An impact event with energy greater than the world\'s nuclear arsenal occurs on a time-scale of less than a million years. From estimates of the terrestrial cratering rate, the frequency of K-T-sized events on Earth is of the order of one every 50-100 million years. Smaller, but still significant impact events, occur on shorter time scales and will affect the terrestrial climate and biosphere to varying degrees.
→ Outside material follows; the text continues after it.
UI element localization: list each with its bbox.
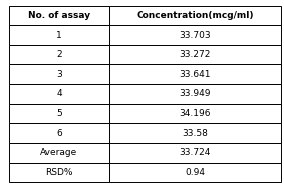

The formation of impact craters as small as 20 km could produce light reductions and temperature disruptions similar to a nuclear winter. Such impacts occur on Earth with a frequency of two or three every million years. The most recent known structure in this size range is Zhamanshin in Kazaksthan, with a diameter of 15 km and an age of 1 million years. Impacts of this scale are not likely to have a serious affect upon the biosphere and cause mass extinctions
Earths impact craters form an extremely important resource in understanding the impact phenomena. They provide important data on the structure of such landforms in all three dimensions. Two of the larged sized terrestrial impact craters requires orbital imagery and observation to provide an overall view of their structure and large-scale context.